Microsoft has announced an ambitious plan to not just reduce its carbon emissions, but to actively remove carbon from the atmosphere — going "carbon negative" by 2030.
And by 2050, the tech giant pledges it will "remove from the environment all the carbon the company has emitted either directly or by electrical consumption since it was founded in 1975."
As the world faces the increasingly dire effects of climate change, which is caused by greenhouse gas emissions, a growing number of companies have pledged to reduce their carbon emissions.
It's much rarer to pledge to go carbon negative; in that, Microsoft is joining Ikea and a handful of much smaller companies.
And vowing to remove all the emissions the company ever released is even more unusual.

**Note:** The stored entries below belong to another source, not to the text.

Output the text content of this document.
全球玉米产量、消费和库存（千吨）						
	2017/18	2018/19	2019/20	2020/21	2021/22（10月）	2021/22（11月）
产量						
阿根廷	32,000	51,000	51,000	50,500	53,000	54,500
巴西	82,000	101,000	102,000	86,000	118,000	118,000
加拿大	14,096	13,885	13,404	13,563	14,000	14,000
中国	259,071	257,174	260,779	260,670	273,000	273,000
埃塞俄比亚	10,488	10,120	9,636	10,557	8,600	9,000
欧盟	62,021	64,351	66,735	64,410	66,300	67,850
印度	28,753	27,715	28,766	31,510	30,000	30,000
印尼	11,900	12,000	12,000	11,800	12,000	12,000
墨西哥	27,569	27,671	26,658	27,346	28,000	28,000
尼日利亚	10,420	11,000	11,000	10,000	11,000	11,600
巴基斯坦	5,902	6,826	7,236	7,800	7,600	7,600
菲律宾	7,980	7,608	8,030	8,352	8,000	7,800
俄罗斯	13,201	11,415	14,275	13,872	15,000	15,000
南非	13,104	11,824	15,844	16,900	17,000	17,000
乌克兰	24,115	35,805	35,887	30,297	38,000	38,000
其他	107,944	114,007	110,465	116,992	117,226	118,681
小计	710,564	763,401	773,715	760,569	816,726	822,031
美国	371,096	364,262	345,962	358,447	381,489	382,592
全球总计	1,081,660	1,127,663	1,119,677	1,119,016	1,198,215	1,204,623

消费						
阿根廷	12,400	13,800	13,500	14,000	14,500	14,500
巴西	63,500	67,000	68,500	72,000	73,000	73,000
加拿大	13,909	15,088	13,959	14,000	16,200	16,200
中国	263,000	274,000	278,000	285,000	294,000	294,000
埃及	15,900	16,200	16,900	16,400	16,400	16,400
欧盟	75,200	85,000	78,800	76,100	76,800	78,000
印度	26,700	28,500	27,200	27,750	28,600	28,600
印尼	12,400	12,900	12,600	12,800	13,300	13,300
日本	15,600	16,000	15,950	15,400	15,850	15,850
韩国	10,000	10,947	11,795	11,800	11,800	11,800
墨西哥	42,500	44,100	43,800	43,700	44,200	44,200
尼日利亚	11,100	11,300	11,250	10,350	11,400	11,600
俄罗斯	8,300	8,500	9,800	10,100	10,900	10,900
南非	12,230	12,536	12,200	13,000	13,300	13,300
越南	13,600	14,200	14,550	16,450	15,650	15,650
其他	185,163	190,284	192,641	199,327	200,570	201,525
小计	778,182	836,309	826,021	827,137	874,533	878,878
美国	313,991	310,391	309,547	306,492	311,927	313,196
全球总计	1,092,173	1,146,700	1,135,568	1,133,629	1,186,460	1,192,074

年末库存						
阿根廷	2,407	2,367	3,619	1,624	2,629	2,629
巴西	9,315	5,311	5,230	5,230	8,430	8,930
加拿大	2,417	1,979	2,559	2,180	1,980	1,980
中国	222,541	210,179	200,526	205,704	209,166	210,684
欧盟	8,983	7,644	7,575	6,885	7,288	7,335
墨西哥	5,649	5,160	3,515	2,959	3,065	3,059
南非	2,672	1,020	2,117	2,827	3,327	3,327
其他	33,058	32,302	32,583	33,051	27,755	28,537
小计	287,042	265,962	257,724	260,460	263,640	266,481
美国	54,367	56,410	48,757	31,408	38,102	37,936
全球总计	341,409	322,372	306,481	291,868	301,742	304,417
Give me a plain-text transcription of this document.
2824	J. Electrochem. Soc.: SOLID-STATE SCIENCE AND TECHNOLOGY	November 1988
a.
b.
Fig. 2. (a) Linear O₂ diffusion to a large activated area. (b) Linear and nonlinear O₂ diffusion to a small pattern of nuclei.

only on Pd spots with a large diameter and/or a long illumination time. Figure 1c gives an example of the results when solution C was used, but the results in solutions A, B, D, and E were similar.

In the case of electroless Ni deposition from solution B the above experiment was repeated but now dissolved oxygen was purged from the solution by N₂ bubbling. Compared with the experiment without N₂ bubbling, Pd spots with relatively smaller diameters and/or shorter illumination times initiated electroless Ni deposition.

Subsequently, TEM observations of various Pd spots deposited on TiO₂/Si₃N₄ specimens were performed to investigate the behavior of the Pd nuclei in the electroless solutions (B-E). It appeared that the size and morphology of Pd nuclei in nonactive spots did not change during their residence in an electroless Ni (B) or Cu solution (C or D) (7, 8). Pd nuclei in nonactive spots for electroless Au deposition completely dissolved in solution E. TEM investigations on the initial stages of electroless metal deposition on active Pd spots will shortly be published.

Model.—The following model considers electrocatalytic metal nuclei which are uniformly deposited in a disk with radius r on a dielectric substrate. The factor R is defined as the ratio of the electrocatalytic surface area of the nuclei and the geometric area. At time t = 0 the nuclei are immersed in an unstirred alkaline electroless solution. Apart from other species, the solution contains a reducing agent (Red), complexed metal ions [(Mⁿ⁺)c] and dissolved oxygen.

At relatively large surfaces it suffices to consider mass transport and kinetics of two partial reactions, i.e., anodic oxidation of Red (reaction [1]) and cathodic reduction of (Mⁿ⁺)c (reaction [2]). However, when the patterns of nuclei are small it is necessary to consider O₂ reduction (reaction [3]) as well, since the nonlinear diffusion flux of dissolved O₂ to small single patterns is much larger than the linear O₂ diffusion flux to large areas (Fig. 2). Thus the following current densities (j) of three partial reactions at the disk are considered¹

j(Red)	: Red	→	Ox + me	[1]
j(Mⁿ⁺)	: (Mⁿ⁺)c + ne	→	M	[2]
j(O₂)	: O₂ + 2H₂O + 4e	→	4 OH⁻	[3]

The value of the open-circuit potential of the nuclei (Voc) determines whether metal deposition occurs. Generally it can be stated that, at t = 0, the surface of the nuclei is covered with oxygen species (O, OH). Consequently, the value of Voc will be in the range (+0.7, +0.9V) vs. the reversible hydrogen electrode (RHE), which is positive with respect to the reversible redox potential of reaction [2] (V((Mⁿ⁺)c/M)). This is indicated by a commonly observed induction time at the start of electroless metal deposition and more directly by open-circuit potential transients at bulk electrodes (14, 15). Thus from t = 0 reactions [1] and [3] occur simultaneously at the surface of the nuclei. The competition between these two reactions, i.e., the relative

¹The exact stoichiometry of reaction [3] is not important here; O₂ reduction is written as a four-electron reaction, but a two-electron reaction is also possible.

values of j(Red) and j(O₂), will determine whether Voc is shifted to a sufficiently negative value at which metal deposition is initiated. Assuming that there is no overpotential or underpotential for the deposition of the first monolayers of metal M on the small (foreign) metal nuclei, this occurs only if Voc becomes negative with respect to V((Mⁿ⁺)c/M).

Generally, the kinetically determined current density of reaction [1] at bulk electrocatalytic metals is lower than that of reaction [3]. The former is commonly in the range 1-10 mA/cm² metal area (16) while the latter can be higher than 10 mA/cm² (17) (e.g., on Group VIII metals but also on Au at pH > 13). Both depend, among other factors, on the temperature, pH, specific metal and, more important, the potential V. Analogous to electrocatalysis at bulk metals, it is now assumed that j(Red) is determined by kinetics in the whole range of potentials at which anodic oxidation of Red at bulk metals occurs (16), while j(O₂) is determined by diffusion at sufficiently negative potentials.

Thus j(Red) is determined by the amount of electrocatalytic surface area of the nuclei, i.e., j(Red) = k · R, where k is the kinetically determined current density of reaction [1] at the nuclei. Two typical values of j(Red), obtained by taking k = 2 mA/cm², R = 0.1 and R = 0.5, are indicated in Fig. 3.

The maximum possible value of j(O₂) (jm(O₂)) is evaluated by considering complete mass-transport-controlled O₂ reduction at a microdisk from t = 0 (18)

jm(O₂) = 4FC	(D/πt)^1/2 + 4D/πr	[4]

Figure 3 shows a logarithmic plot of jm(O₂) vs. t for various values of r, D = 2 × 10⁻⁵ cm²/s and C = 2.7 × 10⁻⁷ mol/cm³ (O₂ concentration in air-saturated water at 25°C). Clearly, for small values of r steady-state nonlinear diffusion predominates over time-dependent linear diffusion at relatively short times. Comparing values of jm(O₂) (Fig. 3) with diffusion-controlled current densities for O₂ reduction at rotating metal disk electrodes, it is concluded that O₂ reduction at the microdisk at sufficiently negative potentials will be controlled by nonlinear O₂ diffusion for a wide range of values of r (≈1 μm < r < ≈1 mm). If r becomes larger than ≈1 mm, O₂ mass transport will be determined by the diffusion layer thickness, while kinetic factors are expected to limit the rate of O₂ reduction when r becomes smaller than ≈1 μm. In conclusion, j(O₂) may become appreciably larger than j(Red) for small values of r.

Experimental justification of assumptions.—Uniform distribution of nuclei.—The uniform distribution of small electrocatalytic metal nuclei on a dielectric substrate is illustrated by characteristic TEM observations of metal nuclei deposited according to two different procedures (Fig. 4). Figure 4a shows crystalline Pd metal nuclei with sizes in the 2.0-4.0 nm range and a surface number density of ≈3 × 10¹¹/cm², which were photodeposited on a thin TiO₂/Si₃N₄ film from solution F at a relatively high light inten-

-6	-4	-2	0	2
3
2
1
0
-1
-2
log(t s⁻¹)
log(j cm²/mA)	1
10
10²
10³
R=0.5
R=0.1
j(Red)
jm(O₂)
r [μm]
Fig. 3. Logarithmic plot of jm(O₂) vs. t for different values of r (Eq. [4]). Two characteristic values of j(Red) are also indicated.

"I've never seen that before," says Cynthia Cummis, the director of private sector climate mitigation at the World Resources Institute.
Cummis says that Microsoft's commitment is also noteworthy for its level of detail.
The company already pushes employees to consider emissions while making business decisions. Microsoft says it will adapt that policy to reduce emissions not just within the company but also across its entire supply chain. It says it will cut its own emissions to "near zero" by using 100% renewable energy and relying on electric vehicles.
"They're going to decarbonize at a very fast rate and then [use] carbon removals to balance out those remaining emissions," Cummis says. "That's what's in line with science and what we want to see all companies doing."
Extinction Rebellion UK, a climate change activist group, called Microsoft's announcement "an important step in the right direction."
The group added: "Who will follow next?"
Removing — not just avoiding — carbon emissions
Microsoft, which is one of NPR's sponsors, says it has been "carbon neutral" for years by reducing emissions and paying for offsets for what remained.
But those offsets, while they may have kept new carbon dioxide from being released, did not usually involve taking existing emissions out of the atmosphere. The company's new policy will place a much stronger emphasis on such carbon removal.
"Neutral is not enough to address the world's needs," Microsoft President Brad Smith wrote in the announcement Thursday.
Planting trees is one way to actively remove carbon from the atmosphere. Higher-tech strategies are also being researched, including direct air capture: pulling carbon out of the atmosphere and putting it in storage.
"It's not a new technology," says David Goldberg, a Columbia University research professor who studies carbon removal and storage. Small-scale installations are active now. But "scaling that technology up to where it could be very, very effective and viable for a large-scale capture and storage ... that's earlier in the development phase," Goldberg says.
Microsoft is pledging to create a $1 billion fund to invest in developing such technology, similar to other climate-focused funds (including one spearheaded by Microsoft co-founder Bill Gates).
Some environmental groups have long been skeptical of climate pledges that rely heavily on carbon removal. They've argued that such plans allow companies to avoid reducing their emissions, instead emitting carbon today while pledging to remove it — somehow — in the future.
But there's growing consensus that carbon removal technology, paired with dramatic reductions in emissions, will be essential for any successful fight against climate change.
"There are a lot of emissions up in the atmosphere already, unfortunately," says Paula DiPerna, an expert on climate change mitigation. "I think the emphasis on removal is welcome."
In announcing the new climate change goals, Microsoft is not backing away from its work with oil and gas companies. Instead, it argues that oil and gas companies need to "meet today's business demands" while working to transition toward a zero-carbon future.
Greenpeace, while welcoming Microsoft's announcement overall, said the continued work with fossil fuel companies is "a gaping hole" in Microsoft's climate plan.
Microsoft says it will publicly track its progress toward its goals. That's a "key element of any program like this that seeks to make significant emissions reductions," says Nancy Meyer, the vice president for business engagement at the Center for Climate and Energy Solutions. "You have to show how those activities and initiatives are resulting in real reductions."
She also says it's critical for companies to advocate for changes in public policy. Meanwhile, in the absence of federal action on climate, pledges like Microsoft's are significant, Meyer says.
"It leads the way for other businesses to start making their own really ambitious goals like this," she says.